En 2015, alors que je n’occupais aucune fonction, j’ai rédigé le texte que voici, sollicitée par une revue en ligne espagnole pour écrire sur la cité idéale :
« Tous les chemins et les routes d’une cité idéale mènent de manière plus ou moins directe en son centre. Là, il y aurait un “théâtre”, ouvert. C’est parce que la cité idéale veillerait à fabriquer jour après jour sa représentation du monde et à la partager, qu’elle pourrait être tout à la fois dans le doute et la conviction. Le “théâtre” idéal serait un grand espace, constitué de différentes salles avec des capacités très variables. Ce serait un lieu où peuvent se rassembler des foules, mais aussi où se dérouleraient des conversations intimes. Ce serait une fabrique à spectacles, associant étroitement création contemporaine et pratiques de spectateurs, réunissant les mouvements d’éducation populaire et les avant-gardes artistiques. Laboratoire de nouvelles formes aussi bien sur les plateaux que dans la salle, s’inscrivant en cela dans l’histoire du théâtre public profondément marqué par l’utopie émancipatrice de l’art et s’appuyant sur la force symbolique de sa programmation artistique. Ce “théâtre” se penserait sur deux axes, celui qui accompagne les artistes comme celui qui accompagne le public. Ce serait un lieu cohérent, articulé et libre, permettant d’expérimenter de nouvelles manières de créer comme de nouvelles manières d’aborder l’œuvre. Naturellement, la rencontre de tous les habitants de la cité idéale se ferait au sein de ce “théâtre” habité par eux, dont l’espace et les circulations intérieures seraient adaptés. Ce serait le cœur de la cité, le lieu du peuple et de sa convivialité.
Il y aurait des espaces dédiés à la création, secrets et relativement protégés de l’extérieur ; d’autres espaces en seraient contigus, ceux de l’école du regard, lieu de paroles, de transmission, lieu de travail, de confrontation tout à la fois. Artistes et spectateurs y circuleraient tour à tour, mêlés ou séparés, selon ce qu’ils y feraient. Il ne s’agirait pas de communier autour d’œuvres d’art, il s’agirait de fabriquer du commun dans la capacité de chaque habitant de cette cité idéale de partager avec les autres une expérience esthétique, d’en éprouver les divergences et de les affronter. La cité idéale serait forcément complexe, faite de frottements, de cultures différentes, de générations en conflits. Mais au cœur d’elle-même s’opérerait, à travers le “théâtre”, la possibilité de vivre ses contradictions dans la douceur, au-delà d’une violence assumée et dépassée. »

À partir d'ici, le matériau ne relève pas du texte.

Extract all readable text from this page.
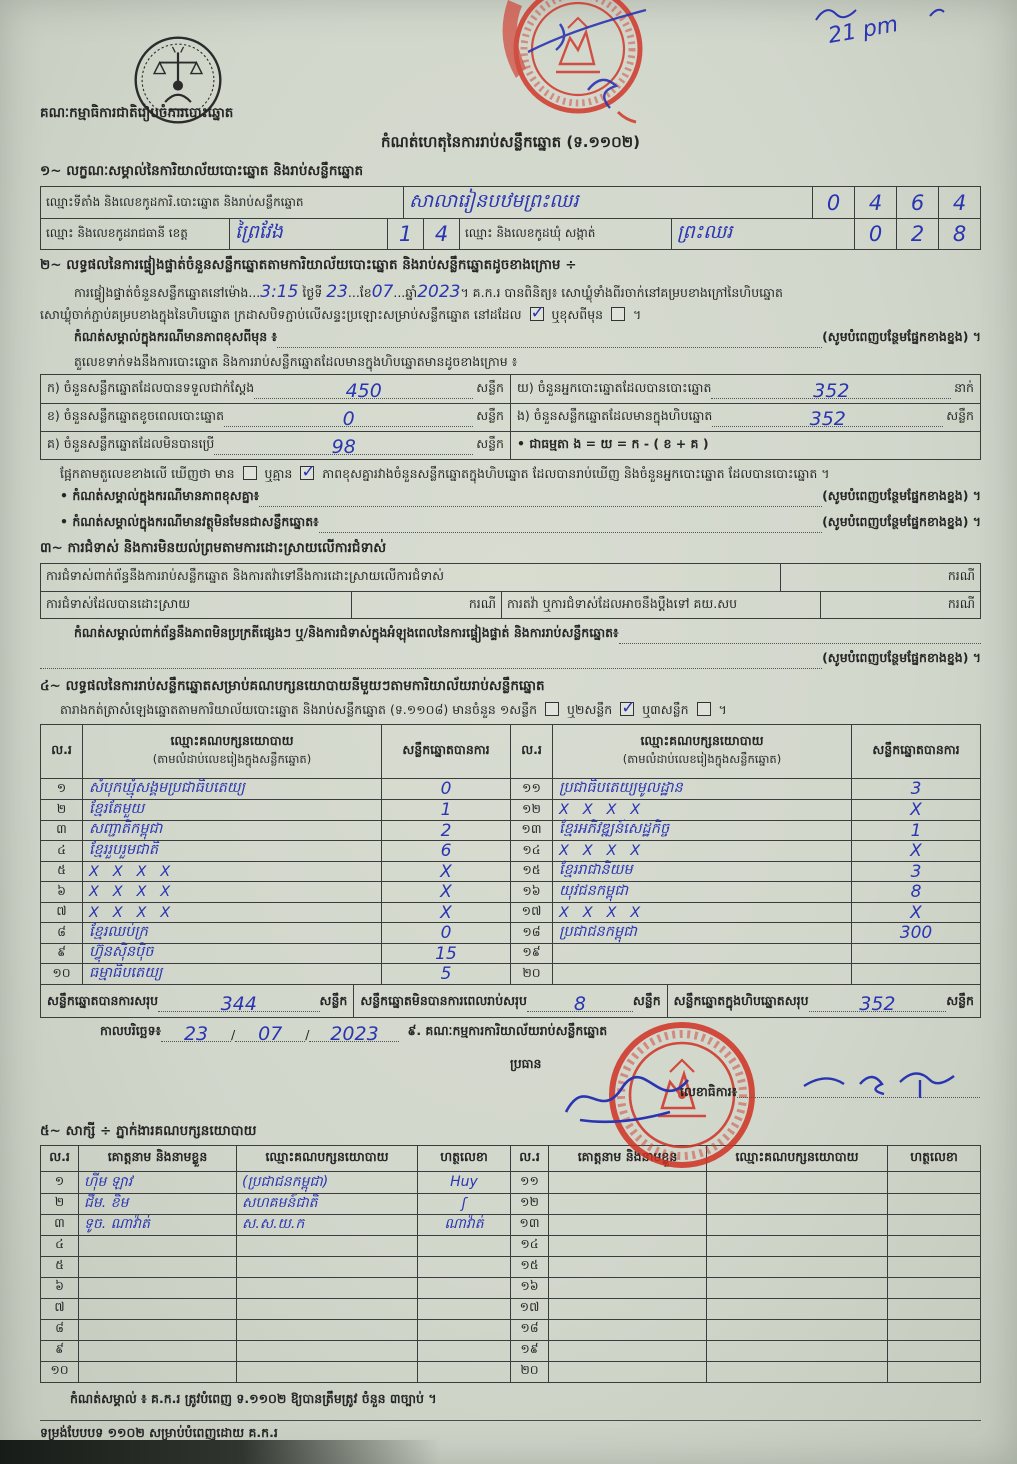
គណៈកម្មាធិការជាតិរៀបចំការបោះឆ្នោត
កំណត់ហេតុនៃការរាប់សន្លឹកឆ្នោត (ទ.១១០២)
21 pm
១~ លក្ខណៈសម្គាល់នៃការិយាល័យបោះឆ្នោត និងរាប់សន្លឹកឆ្នោត
ឈ្មោះទីតាំង និងលេខកូដការិ.បោះឆ្នោត និងរាប់សន្លឹកឆ្នោត	សាលារៀនបឋមព្រះឈរ	0	4	6	4
ឈ្មោះ និងលេខកូដរាជធានី ខេត្ត	ព្រៃវែង	1	4	ឈ្មោះ និងលេខកូដឃុំ សង្កាត់	ព្រះឈរ	0	2	8
២~ លទ្ធផលនៃការផ្ទៀងផ្ទាត់ចំនួនសន្លឹកឆ្នោតតាមការិយាល័យបោះឆ្នោត និងរាប់សន្លឹកឆ្នោតដូចខាងក្រោម ÷
ការផ្ទៀងផ្ទាត់ចំនួនសន្លឹកឆ្នោតនៅម៉ោង...3:15 ថ្ងៃទី 23...ខែ07...ឆ្នាំ2023។ គ.ក.រ បានពិនិត្យ៖ សោឃ្លុំទាំងពីរចាក់នៅគម្របខាងក្រៅនៃហិបឆ្នោត
សោឃ្លុំចាក់ភ្ជាប់គម្របខាងក្នុងនៃហិបឆ្នោត ក្រដាសបិទភ្ជាប់លើសន្ទះប្រឡោះសម្រាប់សន្លឹកឆ្នោត នៅដដែល ✓ ឬខុសពីមុន ។
កំណត់សម្គាល់ក្នុងករណីមានភាពខុសពីមុន ៖	(សូមបំពេញបន្ថែមផ្នែកខាងខ្នង) ។
តួលេខទាក់ទងនឹងការបោះឆ្នោត និងការរាប់សន្លឹកឆ្នោតដែលមានក្នុងហិបឆ្នោតមានដូចខាងក្រោម ៖
ក) ចំនួនសន្លឹកឆ្នោតដែលបានទទួលជាក់ស្តែង	450	សន្លឹក
ខ) ចំនួនសន្លឹកឆ្នោតខូចពេលបោះឆ្នោត	0	សន្លឹក
គ) ចំនួនសន្លឹកឆ្នោតដែលមិនបានប្រើ	98	សន្លឹក
យ) ចំនួនអ្នកបោះឆ្នោតដែលបានបោះឆ្នោត	352	នាក់
ង) ចំនួនសន្លឹកឆ្នោតដែលមានក្នុងហិបឆ្នោត	352	សន្លឹក
• ជាធម្មតា ង = យ = ក - ( ខ + គ )
ផ្អែកតាមតួលេខខាងលើ ឃើញថា មាន ឬគ្មាន ✓ ភាពខុសគ្នារវាងចំនួនសន្លឹកឆ្នោតក្នុងហិបឆ្នោត ដែលបានរាប់ឃើញ និងចំនួនអ្នកបោះឆ្នោត ដែលបានបោះឆ្នោត ។
• កំណត់សម្គាល់ក្នុងករណីមានភាពខុសគ្នា៖	(សូមបំពេញបន្ថែមផ្នែកខាងខ្នង) ។
• កំណត់សម្គាល់ក្នុងករណីមានវត្ថុមិនមែនជាសន្លឹកឆ្នោត៖	(សូមបំពេញបន្ថែមផ្នែកខាងខ្នង) ។
៣~ ការជំទាស់ និងការមិនយល់ព្រមតាមការដោះស្រាយលើការជំទាស់
ការជំទាស់ពាក់ព័ន្ធនឹងការរាប់សន្លឹកឆ្នោត និងការតវ៉ាទៅនឹងការដោះស្រាយលើការជំទាស់	ករណី
ការជំទាស់ដែលបានដោះស្រាយ	ករណី ការតវ៉ា ឬការជំទាស់ដែលអាចនឹងប្តឹងទៅ គយ.សប	ករណី
កំណត់សម្គាល់ពាក់ព័ន្ធនឹងភាពមិនប្រក្រតីផ្សេងៗ ឬ/និងការជំទាស់ក្នុងអំឡុងពេលនៃការផ្ទៀងផ្ទាត់ និងការរាប់សន្លឹកឆ្នោត៖
(សូមបំពេញបន្ថែមផ្នែកខាងខ្នង) ។
៤~ លទ្ធផលនៃការរាប់សន្លឹកឆ្នោតសម្រាប់គណបក្សនយោបាយនីមួយៗតាមការិយាល័យរាប់សន្លឹកឆ្នោត
តារាងកត់ត្រាសំឡេងឆ្នោតតាមការិយាល័យបោះឆ្នោត និងរាប់សន្លឹកឆ្នោត (ទ.១១០៨) មានចំនួន ១សន្លឹក ឬ២សន្លឹក ✓ ឬ៣សន្លឹក ។
ល.រ
ឈ្មោះគណបក្សនយោបាយ
(តាមលំដាប់លេខរៀងក្នុងសន្លឹកឆ្នោត)
សន្លឹកឆ្នោតបានការ
១	សំបុកឃ្មុំសង្គមប្រជាធិបតេយ្យ	0
២	ខ្មែរតែមួយ	1
៣	សញ្ជាតិកម្ពុជា	2
៤	ខ្មែររួបរួមជាតិ	6
៥	X   X   X   X	X
៦	X   X   X   X	X
៧	X   X   X   X	X
៨	ខ្មែរឈប់ក្រ	0
៩	ហ៊្វុនស៊ិនប៉ិច	15
១០	ធម្មាធិបតេយ្យ	5
ល.រ
ឈ្មោះគណបក្សនយោបាយ
(តាមលំដាប់លេខរៀងក្នុងសន្លឹកឆ្នោត)
សន្លឹកឆ្នោតបានការ
១១	ប្រជាធិបតេយ្យមូលដ្ឋាន	3
១២	X   X   X   X	X
១៣	ខ្មែរអភិវឌ្ឍន៍សេដ្ឋកិច្ច	1
១៤	X   X   X   X	X
១៥	ខ្មែររាជានិយម	3
១៦	យុវជនកម្ពុជា	8
១៧	X   X   X   X	X
១៨	ប្រជាជនកម្ពុជា	300
១៩
២០
សន្លឹកឆ្នោតបានការសរុប	344	សន្លឹក សន្លឹកឆ្នោតមិនបានការពេលរាប់សរុប 8	សន្លឹក សន្លឹកឆ្នោតក្នុងហិបឆ្នោតសរុប	352	សន្លឹក
កាលបរិច្ឆេទ៖ 23 / 07 / 2023 ៩. គណៈកម្មការការិយាល័យរាប់សន្លឹកឆ្នោត
ប្រធាន
លេខាធិការ៖
៥~ សាក្សី ÷ ភ្នាក់ងារគណបក្សនយោបាយ
ល.រ	គោត្តនាម និងនាមខ្លួន	ឈ្មោះគណបក្សនយោបាយ	ហត្ថលេខា
១	ហ៊ីម ឡាវ	(ប្រជាជនកម្ពុជា)	Huy
២	ជីម. ខិម	សហគមន៍ជាតិ	ʃ
៣	ទូច. ណាវ៉ាត់	ស.ស.យ.ក	ណាវ៉ាត់
៤
៥
៦
៧
៨
៩
១០
ល.រ	គោត្តនាម និងនាមខ្លួន	ឈ្មោះគណបក្សនយោបាយ	ហត្ថលេខា
១១
១២
១៣
១៤
១៥
១៦
១៧
១៨
១៩
២០
កំណត់សម្គាល់ ៖ គ.ក.រ ត្រូវបំពេញ ទ.១១០២ ឱ្យបានត្រឹមត្រូវ ចំនួន ៣ច្បាប់ ។
ទម្រង់បែបបទ ១១០២ សម្រាប់បំពេញដោយ គ.ក.រ
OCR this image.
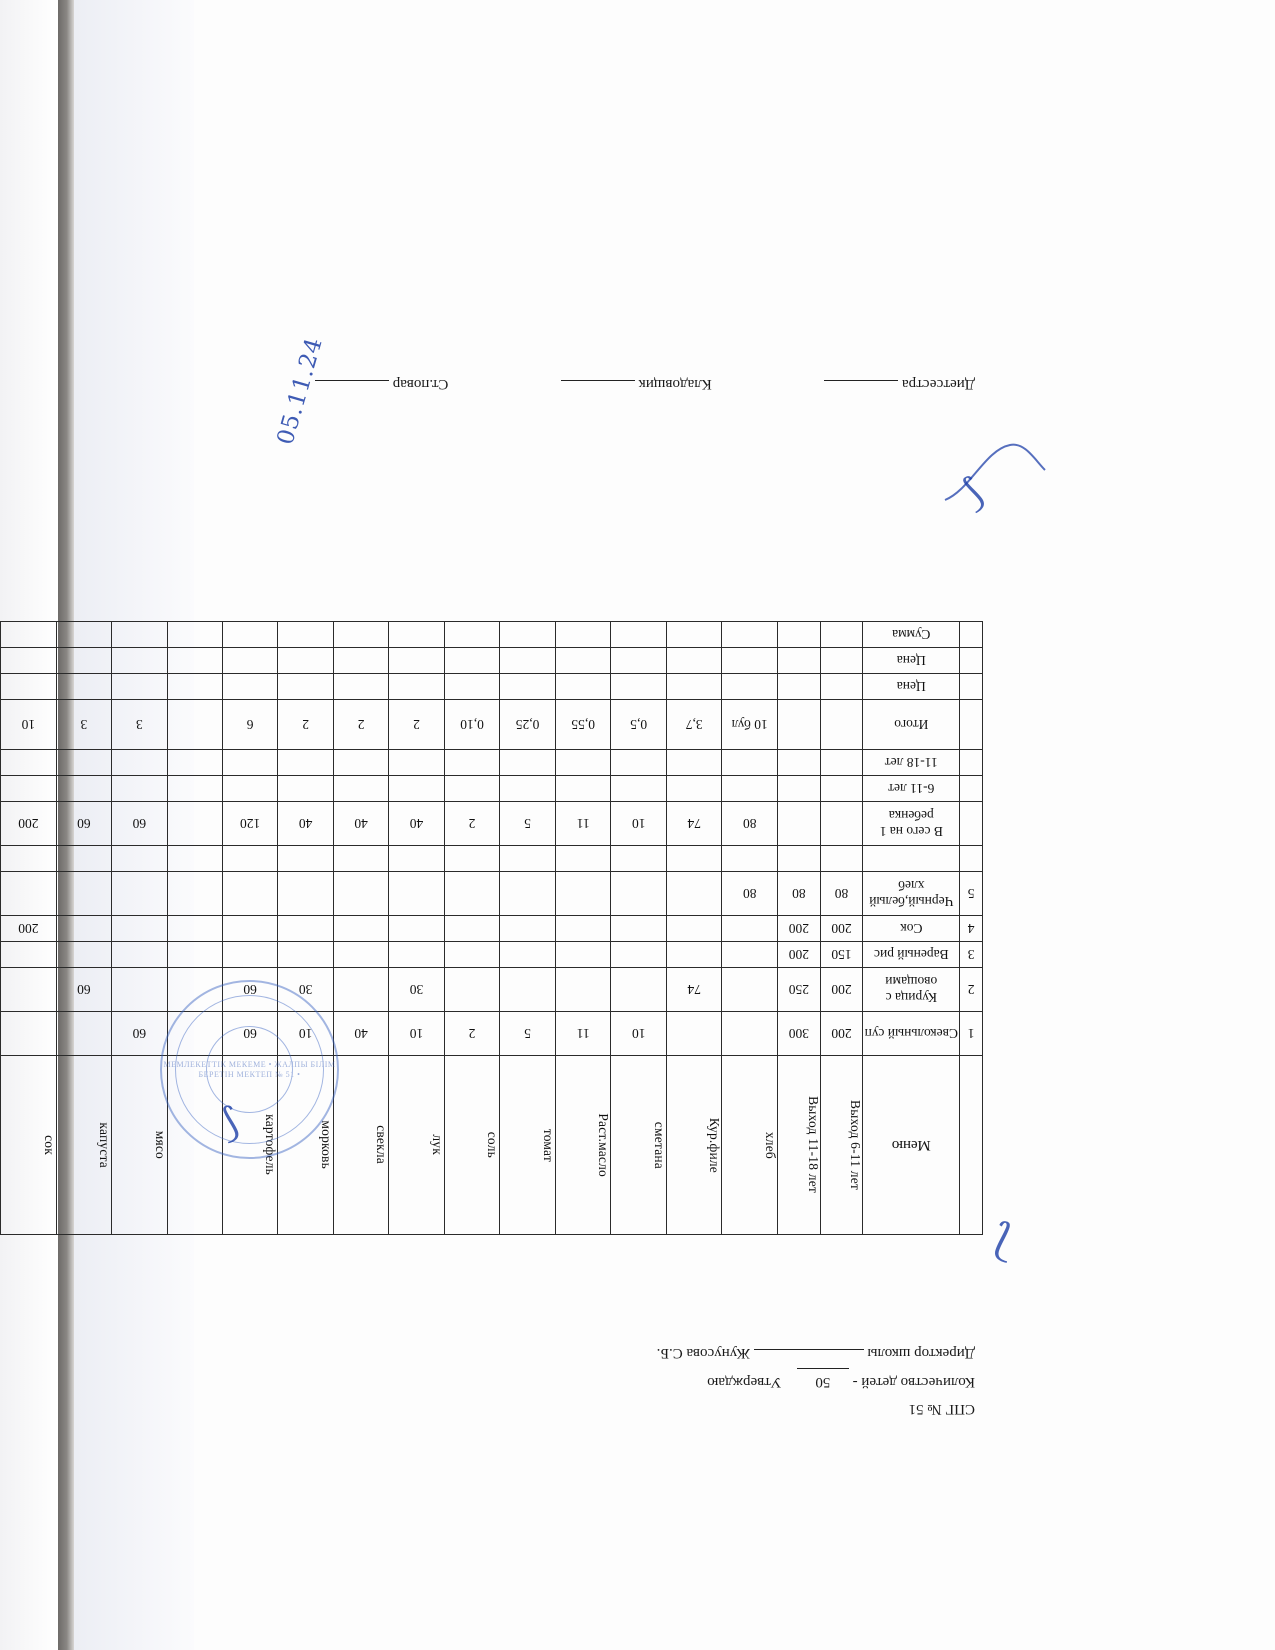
СПГ № 51
Количество детей - 50  Утверждаю
Директор школы  Жунусова С.Б.
	Меню	Выход 6-11 лет	Выход 11-18 лет	хлеб	Кур.филе	сметана	Раст.масло	томат	соль	лук	свекла	морковь	картофель		мясо	капуста	сок

1	Свекольный суп	200	300			10	11	5	2	10	40	10	60		60		
2	Курица с овощами	200	250		74					30		30	60			60	
3	Вареный рис	150	200														
4	Сок	200	200														200
5	Черный,белый хлеб	80	80	80													

	В сего на 1 ребенка			80	74	10	11	5	2	40	40	40	120		60	60	200
	6-11 лет																
	11-18 лет																
	Итого			10 бул	3,7	0,5	0,55	0,25	0,10	2	2	2	6		3	3	10
	Цена																
	Цена																
	Сумма																
Диетсестра
Кладовщик
Ст.повар
05.11.24
МЕМЛЕКЕТТІК МЕКЕМЕ • ЖАЛПЫ БІЛІМ БЕРЕТІН МЕКТЕП № 51 •
⟆
⟆
⟆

Depuis, ce texte, hors sol, hors d’âge, utopique, est ma boussole dans l’exercice du théâtre public. Suffisamment abstrait pour servir de cadre, suffisamment précis pour tracer une ligne, il me permet de ne pas m’égarer. Il m’autorise toutes les libres expériences que permet le théâtre public et dont jamais on n’abuse. Il faut juste être résolument prêt à penser et agir pour l’égalité des humains et ne jamais oublier que ce que l’institution nous donne, c’est du temps.